On a lightly floured surface, unroll piecrust dough. Using a 3 1⁄4-inch fluted square cutter dipped in flour, cut 12 squares from dough. Press dough squares into bottoms and up sides of 12 (3 1⁄4-inch) square tartlet pans with removable bottoms, pinching corners of dough slightly to elongate. Freeze for 15 minutes.
Line each tartlet shell with parchment paper and fill with pie weights or dried beans.
Bake for 7 minutes. Remove pie weights and parchment. Bake until very lightly browned, 2 to 3 minutes more. Let cool completely in pans on wire racks.
In a medium sauté pan, heat oil over medium heat. Add butternut squash; cook, stirring occasionally, until tender, approximately 5 minutes. Remove from pan.

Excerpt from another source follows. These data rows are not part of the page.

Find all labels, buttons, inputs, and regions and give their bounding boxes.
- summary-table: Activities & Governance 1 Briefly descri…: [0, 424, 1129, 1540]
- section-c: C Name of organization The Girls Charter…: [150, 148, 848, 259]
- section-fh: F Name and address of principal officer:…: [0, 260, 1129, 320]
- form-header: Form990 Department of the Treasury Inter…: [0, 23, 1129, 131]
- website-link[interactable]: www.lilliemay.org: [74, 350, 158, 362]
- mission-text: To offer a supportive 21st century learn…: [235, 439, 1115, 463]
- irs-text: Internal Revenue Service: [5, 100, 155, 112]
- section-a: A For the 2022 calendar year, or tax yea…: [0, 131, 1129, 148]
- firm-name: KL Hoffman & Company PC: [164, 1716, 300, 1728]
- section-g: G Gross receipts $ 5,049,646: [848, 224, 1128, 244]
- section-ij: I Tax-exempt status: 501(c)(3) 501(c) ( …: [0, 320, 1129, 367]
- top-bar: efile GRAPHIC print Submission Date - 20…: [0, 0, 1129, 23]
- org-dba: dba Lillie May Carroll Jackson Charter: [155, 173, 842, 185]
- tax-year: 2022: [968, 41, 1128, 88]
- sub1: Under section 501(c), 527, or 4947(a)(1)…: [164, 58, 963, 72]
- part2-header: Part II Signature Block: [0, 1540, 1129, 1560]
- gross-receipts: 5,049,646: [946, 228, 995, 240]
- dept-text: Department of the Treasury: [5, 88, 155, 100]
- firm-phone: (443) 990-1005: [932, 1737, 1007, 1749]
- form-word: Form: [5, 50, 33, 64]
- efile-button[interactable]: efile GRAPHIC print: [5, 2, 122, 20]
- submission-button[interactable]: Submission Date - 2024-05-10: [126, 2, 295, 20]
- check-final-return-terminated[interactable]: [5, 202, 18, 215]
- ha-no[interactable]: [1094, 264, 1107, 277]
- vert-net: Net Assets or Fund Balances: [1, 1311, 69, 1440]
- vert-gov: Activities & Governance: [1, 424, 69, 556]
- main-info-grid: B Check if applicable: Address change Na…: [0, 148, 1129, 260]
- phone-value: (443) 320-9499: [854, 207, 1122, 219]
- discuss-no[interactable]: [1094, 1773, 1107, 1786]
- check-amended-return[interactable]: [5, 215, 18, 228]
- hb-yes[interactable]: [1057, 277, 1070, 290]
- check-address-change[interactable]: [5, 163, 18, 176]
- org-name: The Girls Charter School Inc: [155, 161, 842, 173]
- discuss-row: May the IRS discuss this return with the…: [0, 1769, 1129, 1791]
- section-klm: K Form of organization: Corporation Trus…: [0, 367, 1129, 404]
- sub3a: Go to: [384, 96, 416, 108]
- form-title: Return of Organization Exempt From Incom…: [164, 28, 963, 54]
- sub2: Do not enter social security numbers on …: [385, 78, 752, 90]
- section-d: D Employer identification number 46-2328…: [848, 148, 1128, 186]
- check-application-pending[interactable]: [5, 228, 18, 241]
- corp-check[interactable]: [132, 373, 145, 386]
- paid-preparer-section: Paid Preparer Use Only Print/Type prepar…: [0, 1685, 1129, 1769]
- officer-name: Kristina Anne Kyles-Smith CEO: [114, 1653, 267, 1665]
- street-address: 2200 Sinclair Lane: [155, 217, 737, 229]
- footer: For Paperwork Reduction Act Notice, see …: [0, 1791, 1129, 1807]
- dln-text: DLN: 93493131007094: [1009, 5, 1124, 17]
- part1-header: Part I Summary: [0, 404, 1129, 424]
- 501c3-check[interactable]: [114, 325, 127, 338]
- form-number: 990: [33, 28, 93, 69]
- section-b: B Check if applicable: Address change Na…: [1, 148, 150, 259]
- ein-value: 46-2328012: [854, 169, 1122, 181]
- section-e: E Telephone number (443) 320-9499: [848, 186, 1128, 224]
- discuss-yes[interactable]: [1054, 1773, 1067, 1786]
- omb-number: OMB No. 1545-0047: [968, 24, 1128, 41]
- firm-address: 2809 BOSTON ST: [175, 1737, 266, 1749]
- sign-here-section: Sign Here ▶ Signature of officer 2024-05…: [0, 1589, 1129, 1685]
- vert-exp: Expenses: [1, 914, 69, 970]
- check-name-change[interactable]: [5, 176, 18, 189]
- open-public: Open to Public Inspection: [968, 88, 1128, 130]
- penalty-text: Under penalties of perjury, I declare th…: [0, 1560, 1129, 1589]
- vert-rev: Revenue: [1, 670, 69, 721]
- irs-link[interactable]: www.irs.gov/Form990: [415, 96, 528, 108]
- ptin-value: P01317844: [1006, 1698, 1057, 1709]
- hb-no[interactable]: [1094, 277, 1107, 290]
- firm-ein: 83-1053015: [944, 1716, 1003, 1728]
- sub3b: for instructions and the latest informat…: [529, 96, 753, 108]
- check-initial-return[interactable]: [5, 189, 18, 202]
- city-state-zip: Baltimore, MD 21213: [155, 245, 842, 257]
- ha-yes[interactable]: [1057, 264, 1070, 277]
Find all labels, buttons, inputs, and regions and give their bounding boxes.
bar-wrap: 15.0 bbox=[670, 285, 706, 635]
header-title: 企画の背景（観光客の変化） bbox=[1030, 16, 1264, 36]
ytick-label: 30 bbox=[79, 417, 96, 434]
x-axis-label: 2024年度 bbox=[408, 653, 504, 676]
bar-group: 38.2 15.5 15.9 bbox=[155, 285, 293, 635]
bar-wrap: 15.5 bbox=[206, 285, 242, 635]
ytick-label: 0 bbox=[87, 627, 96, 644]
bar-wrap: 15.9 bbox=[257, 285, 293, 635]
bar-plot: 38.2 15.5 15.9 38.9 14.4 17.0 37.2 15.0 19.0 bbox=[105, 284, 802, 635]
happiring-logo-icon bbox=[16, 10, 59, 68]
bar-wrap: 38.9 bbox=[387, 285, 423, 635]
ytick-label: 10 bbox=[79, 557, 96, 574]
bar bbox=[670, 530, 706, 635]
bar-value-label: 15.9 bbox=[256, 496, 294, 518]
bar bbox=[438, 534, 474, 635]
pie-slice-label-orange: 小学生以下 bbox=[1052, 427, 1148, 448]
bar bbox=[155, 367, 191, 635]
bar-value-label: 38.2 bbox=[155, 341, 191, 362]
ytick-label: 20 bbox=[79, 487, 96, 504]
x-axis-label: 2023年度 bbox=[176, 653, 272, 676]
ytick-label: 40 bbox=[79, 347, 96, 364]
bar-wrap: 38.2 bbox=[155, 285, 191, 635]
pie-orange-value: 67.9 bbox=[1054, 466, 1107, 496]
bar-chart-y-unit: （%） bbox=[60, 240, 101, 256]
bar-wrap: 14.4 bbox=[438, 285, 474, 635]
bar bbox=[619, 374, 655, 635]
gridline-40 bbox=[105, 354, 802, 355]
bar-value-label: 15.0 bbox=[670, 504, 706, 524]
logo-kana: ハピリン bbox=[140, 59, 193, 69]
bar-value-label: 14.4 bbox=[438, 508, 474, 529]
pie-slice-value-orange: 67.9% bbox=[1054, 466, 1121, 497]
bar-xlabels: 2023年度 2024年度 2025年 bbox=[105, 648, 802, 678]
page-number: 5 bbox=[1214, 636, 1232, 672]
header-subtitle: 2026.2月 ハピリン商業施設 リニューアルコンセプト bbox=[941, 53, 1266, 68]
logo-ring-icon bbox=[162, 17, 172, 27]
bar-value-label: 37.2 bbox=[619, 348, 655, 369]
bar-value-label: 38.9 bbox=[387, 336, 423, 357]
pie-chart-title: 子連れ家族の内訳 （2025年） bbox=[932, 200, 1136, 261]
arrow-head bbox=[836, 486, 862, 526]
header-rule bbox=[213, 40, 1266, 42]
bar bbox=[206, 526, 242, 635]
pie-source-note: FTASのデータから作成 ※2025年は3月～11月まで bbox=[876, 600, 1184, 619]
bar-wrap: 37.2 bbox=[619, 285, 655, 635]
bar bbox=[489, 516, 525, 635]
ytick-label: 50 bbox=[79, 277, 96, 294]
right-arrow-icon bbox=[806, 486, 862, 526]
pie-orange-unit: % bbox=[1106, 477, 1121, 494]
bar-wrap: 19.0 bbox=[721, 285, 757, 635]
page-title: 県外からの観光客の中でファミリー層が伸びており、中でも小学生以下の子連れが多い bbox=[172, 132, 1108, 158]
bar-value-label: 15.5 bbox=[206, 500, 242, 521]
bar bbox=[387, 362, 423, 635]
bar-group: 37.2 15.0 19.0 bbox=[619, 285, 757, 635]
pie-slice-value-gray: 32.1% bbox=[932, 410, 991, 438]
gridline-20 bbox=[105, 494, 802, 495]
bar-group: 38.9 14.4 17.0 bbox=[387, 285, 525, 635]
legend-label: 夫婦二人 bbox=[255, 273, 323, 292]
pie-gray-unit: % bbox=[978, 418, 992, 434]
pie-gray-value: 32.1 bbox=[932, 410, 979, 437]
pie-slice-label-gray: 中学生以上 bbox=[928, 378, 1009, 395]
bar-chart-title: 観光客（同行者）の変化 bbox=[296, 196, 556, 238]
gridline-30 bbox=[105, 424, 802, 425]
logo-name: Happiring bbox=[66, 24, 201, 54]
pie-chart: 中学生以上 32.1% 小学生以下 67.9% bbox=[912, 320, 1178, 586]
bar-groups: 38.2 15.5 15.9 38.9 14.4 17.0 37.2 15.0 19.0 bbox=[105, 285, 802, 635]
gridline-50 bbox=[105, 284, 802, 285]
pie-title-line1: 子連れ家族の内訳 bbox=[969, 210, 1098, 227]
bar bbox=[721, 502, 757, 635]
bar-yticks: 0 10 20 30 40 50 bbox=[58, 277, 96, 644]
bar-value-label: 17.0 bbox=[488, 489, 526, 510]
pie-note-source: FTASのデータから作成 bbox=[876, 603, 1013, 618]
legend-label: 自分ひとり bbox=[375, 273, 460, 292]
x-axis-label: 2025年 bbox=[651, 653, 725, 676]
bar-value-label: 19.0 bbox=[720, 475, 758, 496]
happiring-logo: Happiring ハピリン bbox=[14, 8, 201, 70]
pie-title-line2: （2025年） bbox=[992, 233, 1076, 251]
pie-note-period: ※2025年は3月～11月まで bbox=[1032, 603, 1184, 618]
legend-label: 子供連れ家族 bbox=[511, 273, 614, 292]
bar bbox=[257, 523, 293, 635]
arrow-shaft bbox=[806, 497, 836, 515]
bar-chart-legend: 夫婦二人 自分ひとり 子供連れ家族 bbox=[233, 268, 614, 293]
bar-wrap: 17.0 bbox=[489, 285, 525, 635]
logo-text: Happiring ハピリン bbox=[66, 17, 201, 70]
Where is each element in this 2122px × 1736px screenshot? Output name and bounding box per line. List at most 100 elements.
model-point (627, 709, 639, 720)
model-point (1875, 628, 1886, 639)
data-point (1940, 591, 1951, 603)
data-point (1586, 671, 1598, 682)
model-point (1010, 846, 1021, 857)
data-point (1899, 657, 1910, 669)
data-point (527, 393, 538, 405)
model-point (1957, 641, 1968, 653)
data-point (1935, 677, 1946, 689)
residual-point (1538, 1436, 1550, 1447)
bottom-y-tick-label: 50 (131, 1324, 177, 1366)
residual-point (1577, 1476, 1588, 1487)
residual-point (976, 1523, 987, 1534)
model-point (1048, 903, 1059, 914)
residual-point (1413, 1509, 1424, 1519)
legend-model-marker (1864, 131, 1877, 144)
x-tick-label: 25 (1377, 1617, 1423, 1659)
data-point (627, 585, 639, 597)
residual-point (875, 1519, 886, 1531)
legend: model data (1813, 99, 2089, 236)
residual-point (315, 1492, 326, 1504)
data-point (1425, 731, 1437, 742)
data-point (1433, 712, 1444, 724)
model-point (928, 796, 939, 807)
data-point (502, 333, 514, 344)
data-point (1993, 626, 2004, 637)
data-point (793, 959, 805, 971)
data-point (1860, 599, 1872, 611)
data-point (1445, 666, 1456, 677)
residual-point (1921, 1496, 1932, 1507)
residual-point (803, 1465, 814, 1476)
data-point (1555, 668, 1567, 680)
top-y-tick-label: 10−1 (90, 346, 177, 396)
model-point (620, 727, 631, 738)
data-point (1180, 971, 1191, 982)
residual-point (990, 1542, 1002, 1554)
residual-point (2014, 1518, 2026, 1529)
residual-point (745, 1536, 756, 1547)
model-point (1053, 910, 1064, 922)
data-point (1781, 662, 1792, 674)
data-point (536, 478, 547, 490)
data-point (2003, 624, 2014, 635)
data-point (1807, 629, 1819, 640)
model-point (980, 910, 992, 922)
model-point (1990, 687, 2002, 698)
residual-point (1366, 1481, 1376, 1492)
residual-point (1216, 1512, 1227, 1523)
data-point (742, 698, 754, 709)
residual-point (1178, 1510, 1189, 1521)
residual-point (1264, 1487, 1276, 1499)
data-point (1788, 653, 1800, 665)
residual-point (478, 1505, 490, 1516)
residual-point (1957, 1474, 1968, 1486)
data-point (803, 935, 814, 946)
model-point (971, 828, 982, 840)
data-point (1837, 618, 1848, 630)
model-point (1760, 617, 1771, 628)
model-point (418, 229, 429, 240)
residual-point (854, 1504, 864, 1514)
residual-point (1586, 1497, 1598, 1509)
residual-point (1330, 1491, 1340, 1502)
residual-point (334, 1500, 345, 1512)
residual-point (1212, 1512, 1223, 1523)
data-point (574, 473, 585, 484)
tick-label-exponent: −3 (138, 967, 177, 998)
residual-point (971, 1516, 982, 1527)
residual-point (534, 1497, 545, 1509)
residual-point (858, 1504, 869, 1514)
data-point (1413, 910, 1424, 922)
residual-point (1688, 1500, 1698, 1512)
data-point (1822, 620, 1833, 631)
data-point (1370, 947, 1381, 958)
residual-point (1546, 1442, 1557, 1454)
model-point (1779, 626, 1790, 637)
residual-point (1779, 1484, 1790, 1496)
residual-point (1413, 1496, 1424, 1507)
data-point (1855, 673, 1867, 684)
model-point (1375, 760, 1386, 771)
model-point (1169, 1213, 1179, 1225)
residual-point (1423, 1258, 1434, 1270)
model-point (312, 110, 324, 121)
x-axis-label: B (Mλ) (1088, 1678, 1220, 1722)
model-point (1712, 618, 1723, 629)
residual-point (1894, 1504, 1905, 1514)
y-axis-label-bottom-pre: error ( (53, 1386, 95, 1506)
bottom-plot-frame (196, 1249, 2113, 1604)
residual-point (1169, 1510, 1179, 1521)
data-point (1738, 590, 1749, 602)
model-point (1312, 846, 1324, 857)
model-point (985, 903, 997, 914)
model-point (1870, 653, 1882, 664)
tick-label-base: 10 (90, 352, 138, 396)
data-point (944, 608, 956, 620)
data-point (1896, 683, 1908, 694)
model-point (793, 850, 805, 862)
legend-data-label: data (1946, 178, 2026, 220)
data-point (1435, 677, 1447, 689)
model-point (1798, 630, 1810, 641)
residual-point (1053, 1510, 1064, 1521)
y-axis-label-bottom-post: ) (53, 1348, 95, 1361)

Add mushrooms to the same pan; cook, stirring occasionally, until tender, approximately 5 minutes. Remove from pan.
Add butter to the pan; cook, stirring frequently, until golden brown, 1 to 2 minutes. Add sage to butter. Return squash and mushrooms to pan and season with sea salt.
Reduce oven temperature to 400°.
Divide cheese evenly among prepared tartlet shells. Top evenly with squash and mushroom mixture.
Bake until cheese is melted and bubbly, 5 to 10 minutes. Let cool slightly before removing from pans.
Garnish with sage, if desired. Serve warm or at room temperature.